百人組手といえば「実戦カラテ」で有名な極真会館の修行だが、落語の世界で「百人組手」に挑戦している猛者がいる。「落語界の武闘派」林家彦いちだ。
極真の百人組手は「一日に百人を相手に闘う」ものだが、彦いちの百人組手は十年がかりでの達成が目標。ほぼ毎月のペースで自分の落語会に「スゴ腕の落語家」を呼んで切磋琢磨するというイベントだ。
1969年生まれの彦いちは鹿児島の離島・長島の出身。高校では柔道部、国士舘大学時代には極真空手に入門して最強の男を目指した格闘系男子だが、落語家になりたいという「妄想」に取りつかれ、大学中退して1989年に林家木久蔵(現・木久扇)に入門、2002年に真打昇進している。
彦いちが知名度を大きくアップさせたのは、「SWA(創作話芸アソシエーション)」への参加だ。SWAは、集団でのブレインストーミングで新作落語を練り上げ、ネタを共有しパッケージとして有意義な落語会を行なうことを目標に、春風亭昇太が三遊亭白鳥、柳家喬太郎、林家彦いちらと結成したユニット。2004年から活動を開始、女性を中心とする若いファン層に熱烈に支持されて「落語ブーム」現象に大きく寄与した(今年いっぱいで活動休止)。

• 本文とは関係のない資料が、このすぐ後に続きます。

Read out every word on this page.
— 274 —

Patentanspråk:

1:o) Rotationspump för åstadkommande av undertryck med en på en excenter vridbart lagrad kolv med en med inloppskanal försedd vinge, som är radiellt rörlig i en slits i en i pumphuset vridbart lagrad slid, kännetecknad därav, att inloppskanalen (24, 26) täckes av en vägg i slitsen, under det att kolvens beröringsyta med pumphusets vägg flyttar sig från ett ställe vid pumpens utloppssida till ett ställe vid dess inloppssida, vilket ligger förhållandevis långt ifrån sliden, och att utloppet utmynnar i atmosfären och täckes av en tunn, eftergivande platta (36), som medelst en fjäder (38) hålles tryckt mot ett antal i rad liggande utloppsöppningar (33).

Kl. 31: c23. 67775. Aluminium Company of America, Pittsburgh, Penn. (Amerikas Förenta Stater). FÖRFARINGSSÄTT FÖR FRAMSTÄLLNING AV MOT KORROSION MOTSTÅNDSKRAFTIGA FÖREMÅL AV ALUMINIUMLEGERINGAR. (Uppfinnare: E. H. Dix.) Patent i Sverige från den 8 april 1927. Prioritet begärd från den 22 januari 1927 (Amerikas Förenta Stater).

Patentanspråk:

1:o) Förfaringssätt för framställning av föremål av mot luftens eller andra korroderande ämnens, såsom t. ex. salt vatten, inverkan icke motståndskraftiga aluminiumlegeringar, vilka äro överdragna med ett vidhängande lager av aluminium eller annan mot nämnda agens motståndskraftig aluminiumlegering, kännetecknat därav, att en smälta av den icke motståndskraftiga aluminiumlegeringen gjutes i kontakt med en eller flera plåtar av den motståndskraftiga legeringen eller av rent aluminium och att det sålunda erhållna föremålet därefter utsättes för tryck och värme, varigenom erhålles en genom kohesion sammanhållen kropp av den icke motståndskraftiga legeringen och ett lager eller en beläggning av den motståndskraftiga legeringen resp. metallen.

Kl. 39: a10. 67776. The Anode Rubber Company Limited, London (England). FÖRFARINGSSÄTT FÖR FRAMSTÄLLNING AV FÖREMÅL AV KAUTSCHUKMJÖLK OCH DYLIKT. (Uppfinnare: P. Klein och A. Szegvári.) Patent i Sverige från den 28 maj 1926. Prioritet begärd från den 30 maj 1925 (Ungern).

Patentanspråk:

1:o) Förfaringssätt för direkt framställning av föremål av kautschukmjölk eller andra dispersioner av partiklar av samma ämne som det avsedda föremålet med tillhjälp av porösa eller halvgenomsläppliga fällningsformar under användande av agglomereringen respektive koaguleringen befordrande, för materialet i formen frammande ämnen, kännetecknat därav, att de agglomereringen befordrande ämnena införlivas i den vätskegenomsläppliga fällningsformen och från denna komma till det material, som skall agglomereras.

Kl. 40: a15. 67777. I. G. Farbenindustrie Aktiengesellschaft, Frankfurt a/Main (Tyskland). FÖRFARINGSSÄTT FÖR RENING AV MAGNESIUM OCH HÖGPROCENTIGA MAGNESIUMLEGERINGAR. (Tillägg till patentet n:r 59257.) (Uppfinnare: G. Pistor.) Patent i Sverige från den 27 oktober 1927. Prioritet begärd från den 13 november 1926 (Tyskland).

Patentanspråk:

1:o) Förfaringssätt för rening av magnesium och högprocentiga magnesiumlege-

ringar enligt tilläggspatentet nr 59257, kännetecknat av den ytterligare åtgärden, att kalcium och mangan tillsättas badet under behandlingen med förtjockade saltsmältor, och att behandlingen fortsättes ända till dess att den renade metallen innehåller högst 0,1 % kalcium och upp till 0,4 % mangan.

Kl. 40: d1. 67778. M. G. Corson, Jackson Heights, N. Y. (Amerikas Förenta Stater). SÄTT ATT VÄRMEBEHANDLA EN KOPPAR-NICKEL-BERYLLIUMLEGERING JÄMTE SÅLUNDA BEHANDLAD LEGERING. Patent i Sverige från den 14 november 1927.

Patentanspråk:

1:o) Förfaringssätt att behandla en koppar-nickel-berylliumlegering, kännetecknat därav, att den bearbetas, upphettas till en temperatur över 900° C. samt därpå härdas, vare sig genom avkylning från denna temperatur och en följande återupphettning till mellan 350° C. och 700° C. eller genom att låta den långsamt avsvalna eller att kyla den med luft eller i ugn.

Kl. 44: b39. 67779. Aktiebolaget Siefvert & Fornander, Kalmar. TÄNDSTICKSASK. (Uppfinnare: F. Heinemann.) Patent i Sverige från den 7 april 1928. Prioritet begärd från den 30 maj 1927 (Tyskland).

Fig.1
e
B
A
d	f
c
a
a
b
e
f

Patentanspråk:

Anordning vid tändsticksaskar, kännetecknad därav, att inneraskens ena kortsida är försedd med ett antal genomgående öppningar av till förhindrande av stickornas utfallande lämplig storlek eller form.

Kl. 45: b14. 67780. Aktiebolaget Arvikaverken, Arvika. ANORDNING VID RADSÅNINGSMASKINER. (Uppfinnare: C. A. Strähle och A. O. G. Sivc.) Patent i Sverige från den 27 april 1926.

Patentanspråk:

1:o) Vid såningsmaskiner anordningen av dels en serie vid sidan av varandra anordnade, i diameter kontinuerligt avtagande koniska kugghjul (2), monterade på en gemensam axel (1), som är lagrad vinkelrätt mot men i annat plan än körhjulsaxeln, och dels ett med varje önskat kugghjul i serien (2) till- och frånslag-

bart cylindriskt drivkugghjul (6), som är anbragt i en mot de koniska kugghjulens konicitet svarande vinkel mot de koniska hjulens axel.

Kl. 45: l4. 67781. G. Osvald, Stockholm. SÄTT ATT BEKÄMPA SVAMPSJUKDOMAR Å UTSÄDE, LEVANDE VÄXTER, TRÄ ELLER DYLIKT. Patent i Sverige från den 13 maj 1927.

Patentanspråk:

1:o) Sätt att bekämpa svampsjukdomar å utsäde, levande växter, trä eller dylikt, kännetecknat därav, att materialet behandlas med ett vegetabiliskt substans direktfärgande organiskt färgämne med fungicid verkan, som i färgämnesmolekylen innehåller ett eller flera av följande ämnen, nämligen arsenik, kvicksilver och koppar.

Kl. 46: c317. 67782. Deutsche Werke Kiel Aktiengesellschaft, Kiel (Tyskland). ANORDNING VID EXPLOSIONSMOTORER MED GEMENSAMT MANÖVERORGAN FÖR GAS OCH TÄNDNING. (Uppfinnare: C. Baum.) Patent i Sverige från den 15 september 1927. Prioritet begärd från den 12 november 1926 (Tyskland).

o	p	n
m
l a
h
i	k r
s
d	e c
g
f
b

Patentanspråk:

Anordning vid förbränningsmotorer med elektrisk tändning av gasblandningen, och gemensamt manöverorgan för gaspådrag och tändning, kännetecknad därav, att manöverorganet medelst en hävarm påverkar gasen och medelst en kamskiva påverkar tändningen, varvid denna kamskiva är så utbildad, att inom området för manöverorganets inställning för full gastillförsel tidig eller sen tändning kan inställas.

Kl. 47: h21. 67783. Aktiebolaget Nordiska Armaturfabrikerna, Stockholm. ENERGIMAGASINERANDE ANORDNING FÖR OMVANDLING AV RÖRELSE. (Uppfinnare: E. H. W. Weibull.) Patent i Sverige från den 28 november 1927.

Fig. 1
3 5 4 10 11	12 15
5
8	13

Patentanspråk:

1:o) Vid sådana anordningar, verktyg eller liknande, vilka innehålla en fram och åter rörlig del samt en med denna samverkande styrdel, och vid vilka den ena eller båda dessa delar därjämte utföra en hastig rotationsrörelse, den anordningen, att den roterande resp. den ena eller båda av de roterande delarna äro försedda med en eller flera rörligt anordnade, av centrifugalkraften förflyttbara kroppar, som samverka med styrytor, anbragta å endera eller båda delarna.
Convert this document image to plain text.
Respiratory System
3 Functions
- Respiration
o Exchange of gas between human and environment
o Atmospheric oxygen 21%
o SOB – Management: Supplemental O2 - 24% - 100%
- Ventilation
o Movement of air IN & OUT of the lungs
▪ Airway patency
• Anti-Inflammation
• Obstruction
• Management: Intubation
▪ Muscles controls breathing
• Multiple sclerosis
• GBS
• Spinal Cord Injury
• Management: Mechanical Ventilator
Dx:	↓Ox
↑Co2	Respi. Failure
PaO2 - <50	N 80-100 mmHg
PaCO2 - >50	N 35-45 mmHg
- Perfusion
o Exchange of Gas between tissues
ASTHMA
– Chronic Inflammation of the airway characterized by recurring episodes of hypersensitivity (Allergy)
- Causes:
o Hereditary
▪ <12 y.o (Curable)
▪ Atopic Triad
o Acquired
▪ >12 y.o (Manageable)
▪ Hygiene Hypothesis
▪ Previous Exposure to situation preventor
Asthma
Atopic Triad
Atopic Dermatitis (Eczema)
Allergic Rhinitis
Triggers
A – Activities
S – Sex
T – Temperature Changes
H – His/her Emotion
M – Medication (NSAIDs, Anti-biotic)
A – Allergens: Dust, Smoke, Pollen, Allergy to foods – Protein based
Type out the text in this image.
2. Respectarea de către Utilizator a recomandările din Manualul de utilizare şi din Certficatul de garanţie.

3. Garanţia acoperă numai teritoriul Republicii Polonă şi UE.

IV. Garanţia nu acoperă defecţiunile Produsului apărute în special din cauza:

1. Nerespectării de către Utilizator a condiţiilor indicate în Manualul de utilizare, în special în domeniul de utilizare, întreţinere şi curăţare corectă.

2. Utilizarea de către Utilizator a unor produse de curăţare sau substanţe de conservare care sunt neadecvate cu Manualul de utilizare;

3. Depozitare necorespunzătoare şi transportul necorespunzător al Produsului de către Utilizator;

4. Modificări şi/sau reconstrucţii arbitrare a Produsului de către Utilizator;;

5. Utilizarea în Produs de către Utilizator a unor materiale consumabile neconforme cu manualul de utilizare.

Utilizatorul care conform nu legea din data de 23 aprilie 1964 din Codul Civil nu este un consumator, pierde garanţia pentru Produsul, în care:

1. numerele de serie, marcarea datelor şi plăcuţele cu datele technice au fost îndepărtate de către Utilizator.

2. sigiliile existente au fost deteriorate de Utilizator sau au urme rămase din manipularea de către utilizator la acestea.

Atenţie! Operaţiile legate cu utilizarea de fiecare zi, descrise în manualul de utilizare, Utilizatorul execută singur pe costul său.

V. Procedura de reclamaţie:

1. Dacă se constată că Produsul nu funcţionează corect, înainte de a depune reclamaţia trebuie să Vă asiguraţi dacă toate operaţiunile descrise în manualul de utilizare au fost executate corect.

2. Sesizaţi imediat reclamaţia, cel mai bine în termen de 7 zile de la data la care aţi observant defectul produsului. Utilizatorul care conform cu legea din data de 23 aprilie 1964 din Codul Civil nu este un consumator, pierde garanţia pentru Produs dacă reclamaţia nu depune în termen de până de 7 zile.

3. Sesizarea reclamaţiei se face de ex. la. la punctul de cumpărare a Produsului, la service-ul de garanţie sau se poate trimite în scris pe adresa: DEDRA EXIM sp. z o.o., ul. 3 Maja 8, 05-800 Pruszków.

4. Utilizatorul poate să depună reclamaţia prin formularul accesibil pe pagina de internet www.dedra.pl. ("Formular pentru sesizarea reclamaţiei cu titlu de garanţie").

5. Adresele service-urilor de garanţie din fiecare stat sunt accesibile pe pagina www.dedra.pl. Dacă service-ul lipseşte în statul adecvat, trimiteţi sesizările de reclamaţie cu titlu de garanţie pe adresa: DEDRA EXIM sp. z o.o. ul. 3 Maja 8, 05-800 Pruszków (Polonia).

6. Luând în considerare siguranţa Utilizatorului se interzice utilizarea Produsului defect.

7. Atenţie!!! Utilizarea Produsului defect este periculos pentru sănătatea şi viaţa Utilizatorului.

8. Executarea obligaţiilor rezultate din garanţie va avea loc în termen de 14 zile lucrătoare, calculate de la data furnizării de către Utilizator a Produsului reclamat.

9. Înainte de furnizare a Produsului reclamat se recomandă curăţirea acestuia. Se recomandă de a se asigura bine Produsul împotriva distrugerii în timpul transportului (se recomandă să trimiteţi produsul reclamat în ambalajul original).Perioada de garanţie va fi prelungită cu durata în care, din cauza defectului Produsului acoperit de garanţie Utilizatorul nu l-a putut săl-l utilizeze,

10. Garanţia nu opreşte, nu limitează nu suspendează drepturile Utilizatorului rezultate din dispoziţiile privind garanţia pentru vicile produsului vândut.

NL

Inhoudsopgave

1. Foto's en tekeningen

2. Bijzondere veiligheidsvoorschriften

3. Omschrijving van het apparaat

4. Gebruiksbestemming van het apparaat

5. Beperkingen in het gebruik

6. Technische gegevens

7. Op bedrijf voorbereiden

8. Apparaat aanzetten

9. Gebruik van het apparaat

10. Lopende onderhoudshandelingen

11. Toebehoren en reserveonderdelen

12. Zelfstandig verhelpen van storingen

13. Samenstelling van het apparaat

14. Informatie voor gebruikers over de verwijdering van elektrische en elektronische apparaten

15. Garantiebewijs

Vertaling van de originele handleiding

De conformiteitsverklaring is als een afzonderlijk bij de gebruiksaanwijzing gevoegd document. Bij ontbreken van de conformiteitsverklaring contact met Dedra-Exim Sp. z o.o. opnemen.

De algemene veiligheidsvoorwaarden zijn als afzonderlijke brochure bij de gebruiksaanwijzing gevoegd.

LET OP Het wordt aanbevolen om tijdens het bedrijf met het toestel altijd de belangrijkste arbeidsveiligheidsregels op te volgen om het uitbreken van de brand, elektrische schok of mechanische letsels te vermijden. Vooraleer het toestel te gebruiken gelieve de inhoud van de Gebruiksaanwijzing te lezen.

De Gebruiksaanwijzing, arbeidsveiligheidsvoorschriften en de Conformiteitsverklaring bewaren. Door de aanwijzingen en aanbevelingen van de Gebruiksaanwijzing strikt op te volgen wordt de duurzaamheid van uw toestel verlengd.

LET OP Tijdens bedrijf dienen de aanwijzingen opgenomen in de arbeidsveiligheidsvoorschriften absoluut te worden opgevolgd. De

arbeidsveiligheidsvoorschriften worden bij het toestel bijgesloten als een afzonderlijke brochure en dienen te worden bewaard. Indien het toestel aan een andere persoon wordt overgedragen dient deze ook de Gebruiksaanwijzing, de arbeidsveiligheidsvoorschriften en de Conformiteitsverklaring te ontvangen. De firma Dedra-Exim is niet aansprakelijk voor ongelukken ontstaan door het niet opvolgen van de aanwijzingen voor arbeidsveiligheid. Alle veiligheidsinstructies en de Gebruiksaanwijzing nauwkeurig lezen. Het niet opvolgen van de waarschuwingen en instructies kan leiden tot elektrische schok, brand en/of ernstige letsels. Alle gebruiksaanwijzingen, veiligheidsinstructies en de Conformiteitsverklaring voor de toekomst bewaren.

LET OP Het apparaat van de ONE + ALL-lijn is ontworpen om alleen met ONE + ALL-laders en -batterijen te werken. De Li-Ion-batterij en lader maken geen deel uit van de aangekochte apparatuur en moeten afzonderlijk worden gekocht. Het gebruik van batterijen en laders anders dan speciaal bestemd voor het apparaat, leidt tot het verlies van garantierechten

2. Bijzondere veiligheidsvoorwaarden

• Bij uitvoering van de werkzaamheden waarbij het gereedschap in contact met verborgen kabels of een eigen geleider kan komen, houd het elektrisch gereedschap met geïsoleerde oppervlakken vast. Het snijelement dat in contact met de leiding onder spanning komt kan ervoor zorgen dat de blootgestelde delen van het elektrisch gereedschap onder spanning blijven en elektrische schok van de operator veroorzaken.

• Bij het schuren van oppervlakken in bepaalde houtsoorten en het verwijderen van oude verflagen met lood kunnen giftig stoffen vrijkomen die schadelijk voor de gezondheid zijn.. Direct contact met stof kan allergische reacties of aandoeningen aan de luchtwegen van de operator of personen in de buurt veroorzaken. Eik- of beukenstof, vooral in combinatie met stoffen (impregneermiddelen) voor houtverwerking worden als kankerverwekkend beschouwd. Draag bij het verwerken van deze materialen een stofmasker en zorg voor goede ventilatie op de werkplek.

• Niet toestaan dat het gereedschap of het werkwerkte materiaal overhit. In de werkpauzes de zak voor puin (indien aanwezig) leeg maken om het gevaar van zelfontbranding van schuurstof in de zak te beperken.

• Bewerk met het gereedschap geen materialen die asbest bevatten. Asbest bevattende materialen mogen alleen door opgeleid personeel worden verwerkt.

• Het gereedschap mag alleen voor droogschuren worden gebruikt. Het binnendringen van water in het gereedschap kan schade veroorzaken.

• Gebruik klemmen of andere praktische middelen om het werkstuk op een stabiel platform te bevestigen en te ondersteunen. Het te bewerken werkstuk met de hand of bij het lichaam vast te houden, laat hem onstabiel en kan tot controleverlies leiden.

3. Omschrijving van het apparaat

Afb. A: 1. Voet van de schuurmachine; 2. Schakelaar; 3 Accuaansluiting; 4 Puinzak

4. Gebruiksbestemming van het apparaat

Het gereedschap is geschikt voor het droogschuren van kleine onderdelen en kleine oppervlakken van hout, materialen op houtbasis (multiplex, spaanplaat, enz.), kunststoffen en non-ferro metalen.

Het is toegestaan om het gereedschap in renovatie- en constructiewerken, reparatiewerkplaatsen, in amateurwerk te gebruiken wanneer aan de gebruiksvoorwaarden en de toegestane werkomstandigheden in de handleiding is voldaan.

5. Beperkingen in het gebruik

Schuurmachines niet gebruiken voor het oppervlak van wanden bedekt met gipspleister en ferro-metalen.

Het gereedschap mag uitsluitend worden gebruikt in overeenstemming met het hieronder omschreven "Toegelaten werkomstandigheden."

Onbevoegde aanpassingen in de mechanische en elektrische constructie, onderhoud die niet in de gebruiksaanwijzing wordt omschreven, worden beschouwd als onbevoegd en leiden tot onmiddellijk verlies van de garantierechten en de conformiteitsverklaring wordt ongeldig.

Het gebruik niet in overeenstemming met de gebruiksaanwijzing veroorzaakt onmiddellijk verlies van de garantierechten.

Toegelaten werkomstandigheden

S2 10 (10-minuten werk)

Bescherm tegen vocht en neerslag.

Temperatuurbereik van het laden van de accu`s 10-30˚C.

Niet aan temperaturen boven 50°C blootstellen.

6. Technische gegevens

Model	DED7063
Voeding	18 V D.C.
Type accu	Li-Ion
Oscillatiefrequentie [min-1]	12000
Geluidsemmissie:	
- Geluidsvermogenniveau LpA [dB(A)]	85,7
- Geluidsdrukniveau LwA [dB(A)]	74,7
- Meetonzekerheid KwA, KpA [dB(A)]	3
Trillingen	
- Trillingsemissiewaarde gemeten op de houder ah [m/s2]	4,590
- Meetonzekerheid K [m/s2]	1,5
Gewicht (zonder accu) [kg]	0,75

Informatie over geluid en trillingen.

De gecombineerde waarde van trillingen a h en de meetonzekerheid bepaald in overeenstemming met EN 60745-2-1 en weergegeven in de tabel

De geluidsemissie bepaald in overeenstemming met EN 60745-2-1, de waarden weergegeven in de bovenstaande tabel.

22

柔道や空手の修行に励んだ「武闘派」彦いちの新作には、格闘技や体育会系のネタが多い。鬼と呼ばれた女柔道家の純愛を描いた『青畳の女』では、「座布団を巴投げする」という荒ワザも飛び出す。タイから日本のボクシングジムに来た青年が「せめてセコンドとして役に立ちたい」と苦悩する『かけ声指南』も、主人公ムアンチャイの見当違いな熱血漢ぶりがバカバカしくて素敵だ。